Applied Medical Informatics (Sep 2023)
Min-Max, Min-Max-Median, and Min-Max-IQR in Deciding Optimal Diagnostic Thresholds: Performances of a Logistic Regression Approach on Simulated and Real Data
Abstract
Combining biomarkers and their statistics is used to increase the prediction performance of a diagnosis, but no gold standard method exists. We introduced and evaluated an approach using linear combinations of summary-based statistics tested in logistic regression models with 10-fold repeated cross-validation. We used AUC (area under the ROC- receiver operating characteristic curve), the value of the Youden index, sensitivity (Se), specificity (Sp), diagnostic odds ratio (DOR), Efficiency Index (EI) and Inefficiency Index (InI) as performance metrics on the real-data set. We tested the approaches in multivariate normal distribution simulations with 4, 10, and 100 biomarkers and on real data. The results show that the summary-based models, especially minimum-maximum-median regression model (LR(MMM)) and minimum-maximum-interquartile range model (LR(MMIQR)), have similar performances or slightly better performances than the classical LR model regardless of the imposed mean of biomarkers or covariance matrixes on both simulated and real-data.
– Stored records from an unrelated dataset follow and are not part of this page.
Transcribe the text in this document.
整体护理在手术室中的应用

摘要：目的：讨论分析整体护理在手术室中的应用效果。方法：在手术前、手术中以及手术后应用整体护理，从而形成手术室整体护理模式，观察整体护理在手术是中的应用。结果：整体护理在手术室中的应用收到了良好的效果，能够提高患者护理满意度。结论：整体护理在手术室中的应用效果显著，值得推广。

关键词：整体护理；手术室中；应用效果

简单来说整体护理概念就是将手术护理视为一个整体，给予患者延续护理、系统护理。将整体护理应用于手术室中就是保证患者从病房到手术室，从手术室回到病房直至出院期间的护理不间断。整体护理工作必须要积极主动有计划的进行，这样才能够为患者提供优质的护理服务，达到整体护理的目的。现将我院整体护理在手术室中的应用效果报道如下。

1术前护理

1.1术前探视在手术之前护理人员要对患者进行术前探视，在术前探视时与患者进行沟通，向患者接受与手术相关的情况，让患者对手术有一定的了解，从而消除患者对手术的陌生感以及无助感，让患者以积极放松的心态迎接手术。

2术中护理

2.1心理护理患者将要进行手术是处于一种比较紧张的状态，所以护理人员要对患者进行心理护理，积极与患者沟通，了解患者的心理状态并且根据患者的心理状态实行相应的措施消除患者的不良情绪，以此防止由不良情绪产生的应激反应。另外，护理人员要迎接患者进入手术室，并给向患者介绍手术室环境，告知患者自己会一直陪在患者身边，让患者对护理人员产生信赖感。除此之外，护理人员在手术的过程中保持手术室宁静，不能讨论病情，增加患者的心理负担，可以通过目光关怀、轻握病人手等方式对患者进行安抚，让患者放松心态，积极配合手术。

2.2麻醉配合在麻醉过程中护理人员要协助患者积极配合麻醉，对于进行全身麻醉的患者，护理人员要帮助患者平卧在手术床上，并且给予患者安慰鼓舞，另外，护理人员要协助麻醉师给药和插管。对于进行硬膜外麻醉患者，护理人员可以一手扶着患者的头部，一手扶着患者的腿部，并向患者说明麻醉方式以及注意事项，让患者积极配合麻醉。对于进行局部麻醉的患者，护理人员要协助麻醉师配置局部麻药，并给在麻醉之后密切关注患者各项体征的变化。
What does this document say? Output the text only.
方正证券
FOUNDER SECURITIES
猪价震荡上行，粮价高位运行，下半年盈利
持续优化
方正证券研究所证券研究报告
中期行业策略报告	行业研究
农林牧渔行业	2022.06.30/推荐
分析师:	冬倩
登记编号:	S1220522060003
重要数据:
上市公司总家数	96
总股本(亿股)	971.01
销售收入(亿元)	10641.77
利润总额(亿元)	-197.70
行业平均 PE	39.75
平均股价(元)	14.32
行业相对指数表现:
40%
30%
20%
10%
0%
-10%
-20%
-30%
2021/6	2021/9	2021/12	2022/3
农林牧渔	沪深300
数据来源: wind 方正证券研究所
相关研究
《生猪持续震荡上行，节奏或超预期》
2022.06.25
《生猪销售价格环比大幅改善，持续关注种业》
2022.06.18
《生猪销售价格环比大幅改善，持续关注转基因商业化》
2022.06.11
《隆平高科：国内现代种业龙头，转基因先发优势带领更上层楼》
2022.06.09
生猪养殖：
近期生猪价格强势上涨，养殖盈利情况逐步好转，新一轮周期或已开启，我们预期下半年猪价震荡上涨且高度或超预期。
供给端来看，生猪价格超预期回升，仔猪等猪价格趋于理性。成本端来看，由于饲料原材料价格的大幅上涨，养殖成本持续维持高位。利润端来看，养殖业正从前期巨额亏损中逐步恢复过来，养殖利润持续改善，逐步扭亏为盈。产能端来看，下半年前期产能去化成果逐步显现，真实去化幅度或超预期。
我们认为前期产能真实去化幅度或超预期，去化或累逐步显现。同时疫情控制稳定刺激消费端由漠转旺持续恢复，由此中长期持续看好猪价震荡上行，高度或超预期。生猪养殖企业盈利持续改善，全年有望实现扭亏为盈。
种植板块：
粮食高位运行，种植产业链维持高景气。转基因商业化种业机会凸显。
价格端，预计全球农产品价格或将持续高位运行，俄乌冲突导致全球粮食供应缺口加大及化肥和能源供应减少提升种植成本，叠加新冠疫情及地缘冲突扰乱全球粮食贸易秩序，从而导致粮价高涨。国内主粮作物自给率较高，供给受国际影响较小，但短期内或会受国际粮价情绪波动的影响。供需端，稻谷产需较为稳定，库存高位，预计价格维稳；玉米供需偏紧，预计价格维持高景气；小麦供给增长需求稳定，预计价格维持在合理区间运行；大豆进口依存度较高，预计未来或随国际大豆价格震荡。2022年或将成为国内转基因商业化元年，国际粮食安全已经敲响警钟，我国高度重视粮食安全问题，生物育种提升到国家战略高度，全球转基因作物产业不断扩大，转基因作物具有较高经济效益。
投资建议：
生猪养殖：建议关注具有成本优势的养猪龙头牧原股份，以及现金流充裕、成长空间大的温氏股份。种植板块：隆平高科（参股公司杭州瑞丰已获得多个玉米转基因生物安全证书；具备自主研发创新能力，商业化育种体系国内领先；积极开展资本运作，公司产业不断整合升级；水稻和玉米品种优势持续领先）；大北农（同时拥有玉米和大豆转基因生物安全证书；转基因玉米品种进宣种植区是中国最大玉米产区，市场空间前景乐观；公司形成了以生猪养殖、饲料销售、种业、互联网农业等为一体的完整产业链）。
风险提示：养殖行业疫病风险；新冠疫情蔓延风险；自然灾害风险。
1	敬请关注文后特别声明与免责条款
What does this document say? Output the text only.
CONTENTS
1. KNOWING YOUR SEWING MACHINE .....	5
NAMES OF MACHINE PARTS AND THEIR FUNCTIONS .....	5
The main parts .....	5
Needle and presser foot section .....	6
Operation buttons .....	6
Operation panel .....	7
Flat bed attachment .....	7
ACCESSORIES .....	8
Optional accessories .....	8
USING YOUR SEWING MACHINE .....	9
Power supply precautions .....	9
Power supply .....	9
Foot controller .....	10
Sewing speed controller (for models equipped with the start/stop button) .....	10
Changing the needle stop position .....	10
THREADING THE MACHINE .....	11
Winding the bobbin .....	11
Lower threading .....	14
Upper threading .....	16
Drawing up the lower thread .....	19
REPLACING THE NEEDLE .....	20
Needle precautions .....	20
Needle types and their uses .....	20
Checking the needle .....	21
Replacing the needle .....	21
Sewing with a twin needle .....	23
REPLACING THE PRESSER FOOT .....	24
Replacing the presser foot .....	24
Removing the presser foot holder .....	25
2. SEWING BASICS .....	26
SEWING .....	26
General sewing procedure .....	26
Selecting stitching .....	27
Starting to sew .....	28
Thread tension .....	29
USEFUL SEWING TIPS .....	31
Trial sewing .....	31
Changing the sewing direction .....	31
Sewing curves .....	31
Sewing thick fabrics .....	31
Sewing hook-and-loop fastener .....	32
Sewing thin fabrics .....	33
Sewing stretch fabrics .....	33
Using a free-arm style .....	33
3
The differences in AUCs were higher as the number of combined biomarkers increased (LR(MMIQR) model vs. LR model: 0.09 equal or unequal means of four biomarkers, 0.26 equal means, and 0.11 unequal means of 10 biomarkers). In real data, the linear combination of four biomarkers on LR(MMM) and LR(MMIQR) slightly increases the AUCs compared to the LR model. The model's performances were marginally low and without clinical relevance. The linear combination of summary-based statistics, specifically LR(MMM) and LR(MMIQR), exhibits similar performances as the classical LR model when biomarkers are linearly combined to increase diagnostic accuracy. Although the models perform on simulation data-sets, no clinical relevance of the combination is observed in the applied real-data.